Python provides two ways to achieve this:

  1. Multithreading
  2. Multiprocessing

The basic difference between a thread and a process is that a process has a completely isolated memory space for its own purpose. No two process can share the same memory (whether heap or stack). whereas in threads, they can share the same heap memory of the process, but they have separate stack memory. So, chances are higher that they try to access the same variables/data. And, here comes operating system concepts of locks/semaphores.

Python GIL

Many other languages like Java has a great support for multithreading and providing lock mechanisms. But, in python there is a concept of GIL(Global Interpreter Lock) which restrict only one thread at a time to run. Even if you have multi-core CPU. You will not get real benefit from multithreading. But hold on. In simpler terms, this GIL restrict that only one thread can be interpreted at a time. At any point of time, the interpreter is with a single thread.

Multithreading and Multiprocessing

So python developers provided another way for parallelism: Multiprocessing. It allows you to create multiple processes from your program, and give you a behavior similar to multithreading. Since, there will be multiple processes running. Each process will have a different GIL.

Multithreading OR Multiprocessing - Which one to choose

This is a million dollor question, and is quite easy to answer.

  • If your program is CPU bound, then you should go for multiprocessing
  • If your program is IO bound, then you should go for multithreading IO bound process includes waiting for file transfer, doing http calls and waiting for result etc.

Pros and Cons

Multiprocessing Pros

  • Have full separate heap space
  • Code is understandable and simple
  • Since each process has different GIL, this issue will not be problematic.
  • Can take advantage of multiple CPU cores.
  • You can see each process by ps command, and can kill those processes too.

Multiprocessing Cons

  • Creating a process is heavy duty and require more resources than thread
  • This will effect in large memory consumption by your total program
  • Usually communicating between your main process and forked processes is bit tedius and complex.

Multithreading Pros

  • Low memory usage, everything is in same process
  • Each thread will share the heap memory, and hence can access the state of program. Note: This can be a disadvantage too
  • Great for IO bound processing

Multithreading Cons

  • GIL issue
  • Novice programmers find it hard to write thread-safe code.
  • Threads are not killable from outside
  • Synchronization issues/Deadlocks can happen

Multithreading Code

from threading import Thread
from time import sleep

def foo(n):
    for i in range(n):
        print('foo ', i)
        sleep(1)

def bar(n):
    for i in range(n):
        print('bar ', i)
        sleep(1)

t1 = Thread(target=foo, args=(3,))
t2 = Thread(target=bar, args=(5,))

t1.start()
t2.start()

t1.join()
print('foo finish')
t2.join()
print('bar finish')

Output

foo  0
bar  0
foo  1
bar  1
foo  2
bar  2
bar  3
foo finish
bar  4
bar finish

Note: If you do not use join() method. You will see foo finish, bar finish statements executed early. join() statement is used to wait for a thread to finish processing its task.

Problem with Many threads

Above code is simple when you are dealing with 1 or 2 threads. But, what if you are playing around with 10 or 20 threads. You probably would be using a list, and managing their instances and then deal with each individual join methods. It can become complex.

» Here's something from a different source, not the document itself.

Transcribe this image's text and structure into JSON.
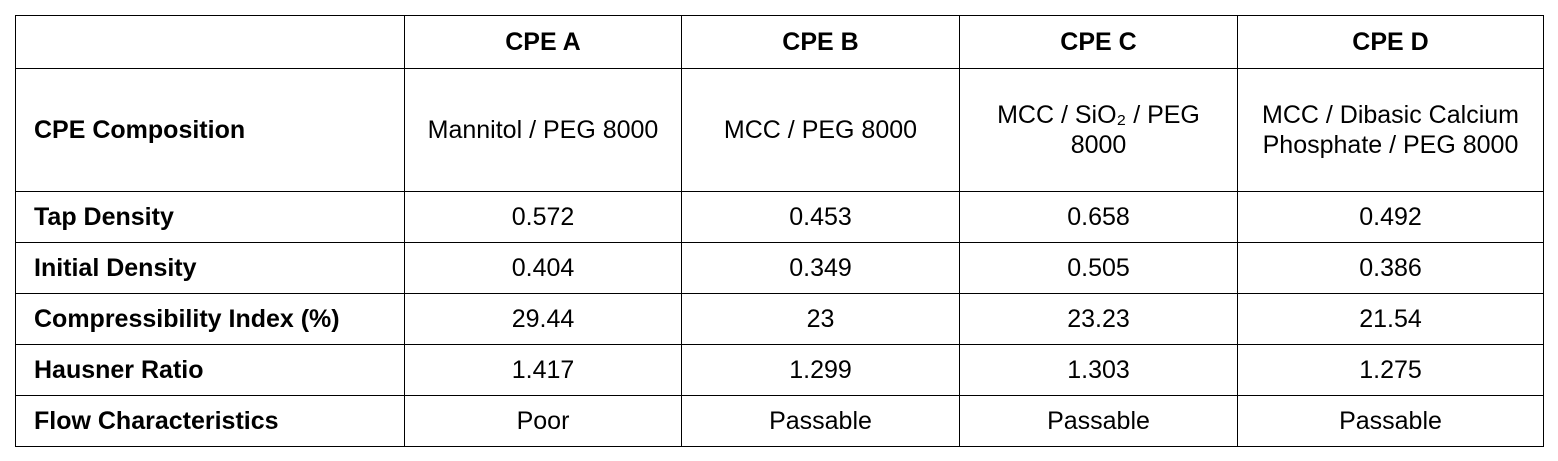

Thread Pool - ThreadPoolExecutor

For reference visit: https://docs.python.org/3/library/concurrent.futures.html

Python provides a manager kind of class which manages n number of threads, and you just have to manage single instance of that pool executor.


import time
from concurrent.futures import ThreadPoolExecutor as Executor

def square(a):
    time.sleep(1)
    return a*a

data = [1, 2, 3, 4, 5, 6, 7, 8, 9, 10]

with Executor(max_workers=8) as workers:
    res = workers.map(square, data)
    print(list(res))

print('Finish')

Output

[1, 4, 9, 16, 25, 36, 49, 64, 81, 100]
Finish

Multiprocessing

from multiprocessing import Process
from time import sleep

def foo(n):
    for i in range(n):
        print('foo ', i)
        sleep(1)

def bar(n):
    for i in range(n):
        print('bar ', i)
        sleep(1)

t1 = Process(target=foo, args=(3,))
t2 = Process(target=bar, args=(5,))

t1.start()
t2.start()

t1.join()
print('foo finish')
t2.join()
print('bar finish')

This code is almost similar to thread code. Just that we have used multiprocessing module.

ProcessPoolExecutor

In above code, just replace ThreadPoolExecutor with ProcessPoolExecutor

import time
from concurrent.futures import ProcessPoolExecutor as Executor

def square(a):
    time.sleep(1)
    return a*a

data = [1, 2, 3, 4, 5, 6, 7, 8, 9, 10]

with Executor(max_workers=8) as workers:
    res = workers.map(square, data)
    print(list(res))

print("Done")

And, the output will be same. It is jsut that multiple processes will be launched.